In 1999, a referendum on the apparently popular idea of ditching the monarchy was held in Australia, our closest constitutional cousin. But when it came time to say aye or nay, Australians didn’t fancy any more power going into the hands of an already too powerful, democratically elected federal prime minister. The “devil-known” trumping the “devil unknown” is hardly a rousing battle cry, but it does reinforce the notion that for the maintenance of civil society and governance, a constitutional Crown may be as great an ally to democracy as we have in our shaky arsenal of constitutional safeguards.
Finally, although during the lead-up to Confederation in 1867, few imagined the role of appointed representatives of the sovereigns, the governors general and lieutenant governors, would evolve into an effective system of embracing and embellishing the happy multicultural reality of Canada. It has become one of the salient and unique features of Canadian governance. The Crown functions efficiently in the quiet areas of legislative approvals, in a system of honours for worthy Canadians, in separating our notion of the state from the sometimes sordid or creepy manifestations of Realpolitik.
As Philip Murphy recounts in his book, Monarchy and the End of Empire, the Queen was “advised” in 1973 by British Prime Minister Edward Heath (who had recently ended an arms embargo against the apartheid state of South Africa) that she should not attend a Commonwealth Prime Ministers Conference in Ottawa. In an adroit countermove, she then asked the advice of Canadian Prime Minister Pierre Trudeau, who said the Queen of Canada should certainly be there. She presided as our head of state and Heath was shamed into coming.
Indeed, the Queen of Canada has probably been helping the Queen of England on all sorts of subjects on which she is well versed, from separatism in both Quebec and Scotland, to corruption and hanky-panky in legislative upper chambers.

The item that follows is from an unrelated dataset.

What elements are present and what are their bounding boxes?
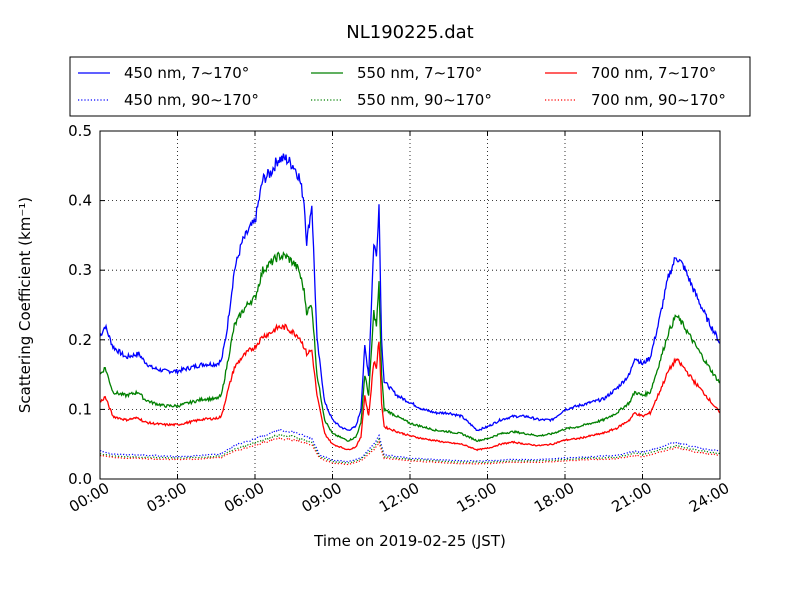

And finally, this wonderful institution and this remarkable woman can yet help non-aboriginal Canadians continue to heal our greatest systemic wound and create a better future for aboriginal peoples. The symbolism inherent in the Canadian notion of the “Honour of the Crown” — the implicit constitutional obligation to consult with First Nations on matters affecting them — could offer a safe passage beyond all the hurt and misunderstanding of the past.

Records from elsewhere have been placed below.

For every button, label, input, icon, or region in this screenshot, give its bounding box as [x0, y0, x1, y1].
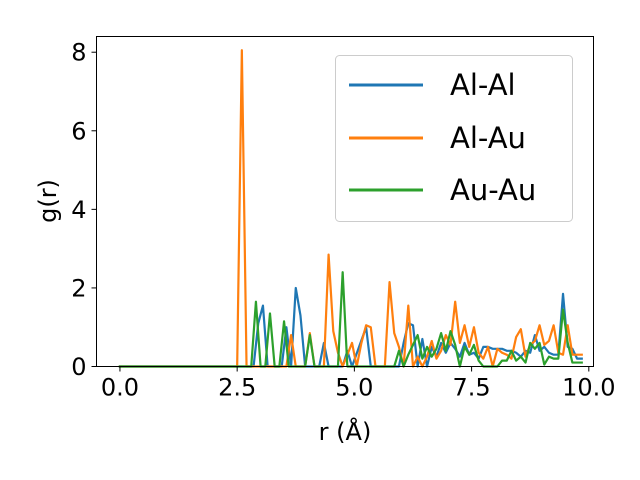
legend-label-al-au: Al-Au	[450, 121, 526, 155]
legend: Al-Al Al-Au Au-Au	[335, 55, 573, 222]
legend-box	[335, 55, 573, 222]
x-tick-label: 2.5	[218, 374, 256, 402]
y-tick-label: 6	[71, 117, 86, 145]
x-axis-label: r (Å)	[319, 417, 372, 446]
y-tick-label: 0	[71, 353, 86, 381]
x-tick-label: 0.0	[101, 374, 139, 402]
y-tick-label: 2	[71, 274, 86, 302]
legend-label-au-au: Au-Au	[450, 173, 536, 207]
plot-frame	[96, 36, 594, 367]
series-line-au-au	[118, 271, 583, 368]
legend-label-al-al: Al-Al	[450, 68, 516, 102]
x-tick-label: 7.5	[453, 374, 491, 402]
y-tick-label: 8	[71, 39, 86, 67]
y-tick-label: 4	[71, 196, 86, 224]
series-line-al-al	[118, 286, 583, 368]
y-axis-ticks: 0 2 4 6 8	[71, 39, 97, 381]
y-axis-label: g(r)	[34, 179, 62, 223]
x-tick-label: 10.0	[562, 374, 615, 402]
series-line-al-au	[118, 49, 583, 368]
x-tick-label: 5.0	[335, 374, 373, 402]
x-axis-ticks: 0.0 2.5 5.0 7.5 10.0	[101, 366, 616, 402]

Taking advantage of this gift offered by the great lady still on her throne may prove to be the single most important benefit Canadians can receive from the Crown. For that reason alone, the memorable milestone Elizabeth II passed this year is worth much celebration.
John Fraser is president of the Institute for the Study of the Crown and president and CEO of the National Newsmedia Council. This article is based on an essay for Inside Policy, the magazine of the Macdonald-Laurier Institute (macdonaldlaurier.ca).